The majority of the Court – Lord Sumption, Lord Clarke, Lord Hughes and Lord Toulson – appreciating that this is essentially a policy question considered it to be “a step too far” and “disproportionately harsh” to deprive an assured of his claim by reason of his fraudulent conduct if at trial years later it turns out that the fraudulent device used at the claims stage had been unnecessary because the claim was in fact always recoverable. Their Lordships seem to be influenced by the fact that an assured utilising fraudulent devices to advance his claim still has a genuine belief in the accuracy of the claim whilst the same cannot be said for an assured who creates the loss in order to make a claim or who exaggerates the extent of his claim. It is worth noting that Lord Mance delivered a dissenting judgment arguing that “Abolishing the fraudulent devices rule means that claimants pursuing a bad, exaggerated or questionable claim can tell lies with virtual impunity.”

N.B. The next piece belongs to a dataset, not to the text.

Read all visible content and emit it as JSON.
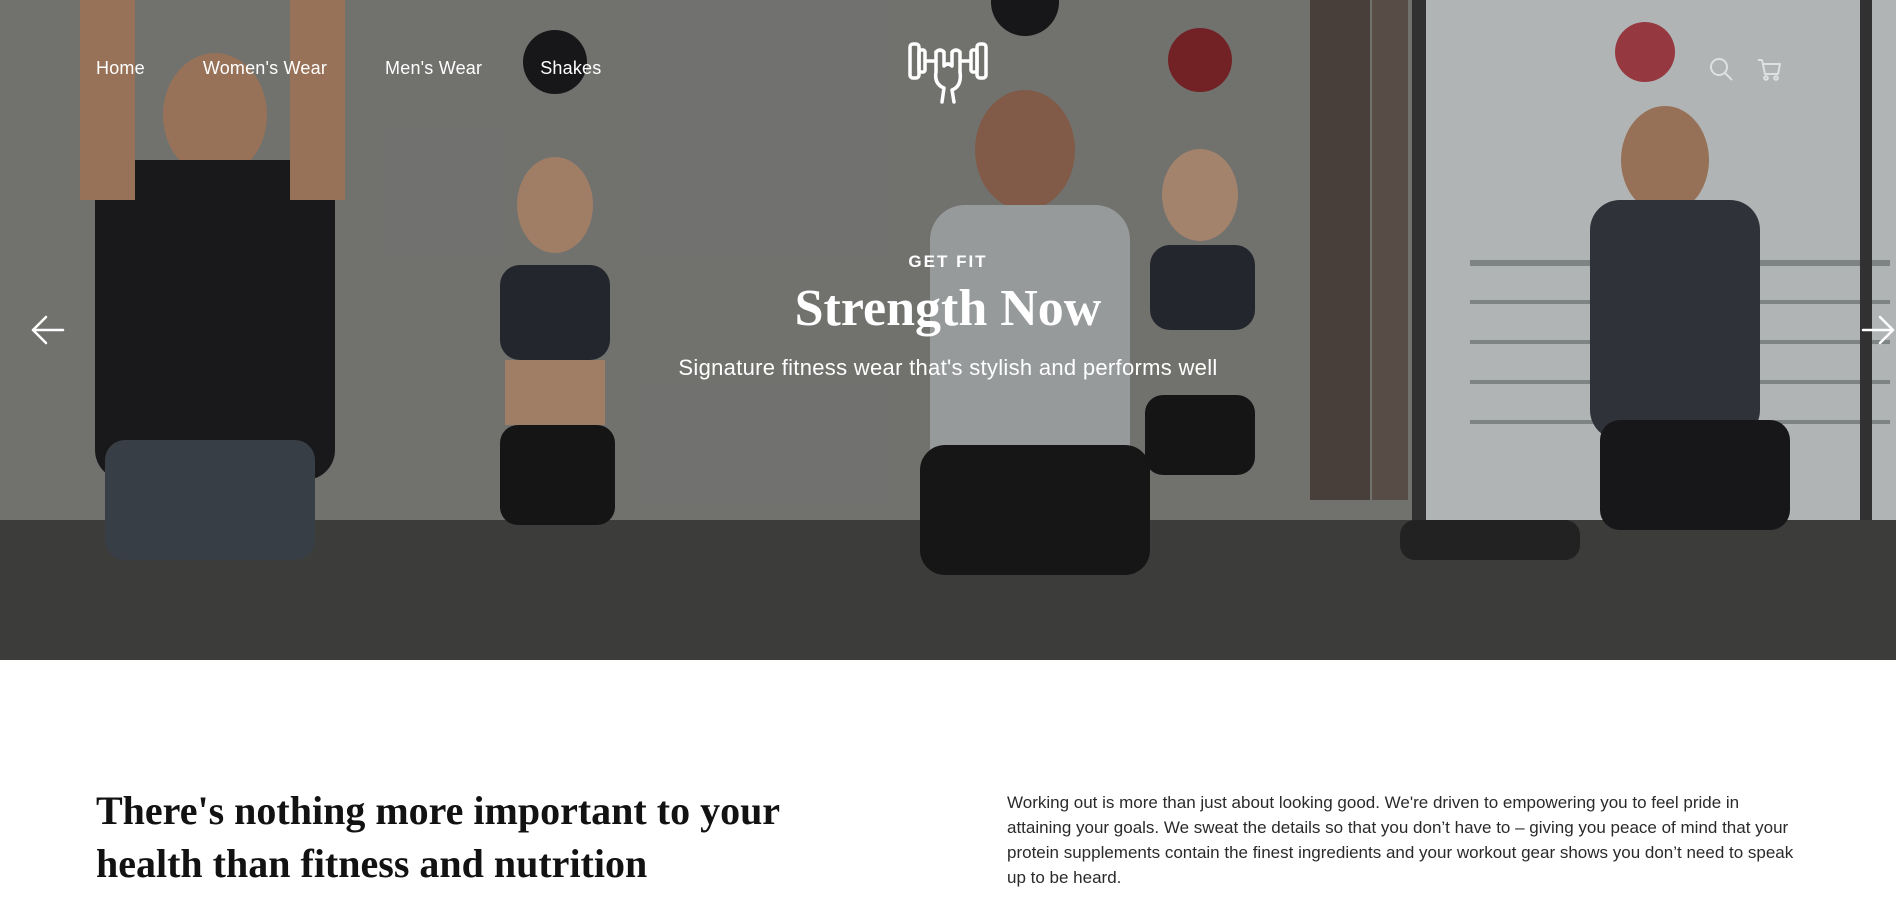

This decision means that an insurer will not be able to defend against a claim in a case where the assured uses fraudulent invoices to secure a quick settlement for his claim (see, for example, Sharon’ Bakery (Euorope) Ltd v. AXA Insurance UK plc [2011] EWHC 210 (Comm)) unless, of course, the policy contains an express clause indicating that the claim will be forfeited if promoted by making use of fraudulent devices. Such express terms are common in fire policies but perhaps, in the light of this decision, insurers should consider incorporating them into marine and energy policies as well. Institute Hull Clauses 2003 could lead the way. Clause 45.3 stipulates:

“It shall be a condition precedent to the liability of the Underwriters that the Assured shall not at any stage prior to the commencement of legal proceedings knowingly or recklessly
… mislead or attempt to mislead the Underwriters in the proper consideration of a claim or the settlement thereof by relying on any evidence which is false
… conceal any circumstance or matter from the Underwriters material to the proper consideration of a claim or a defence to such a claim.”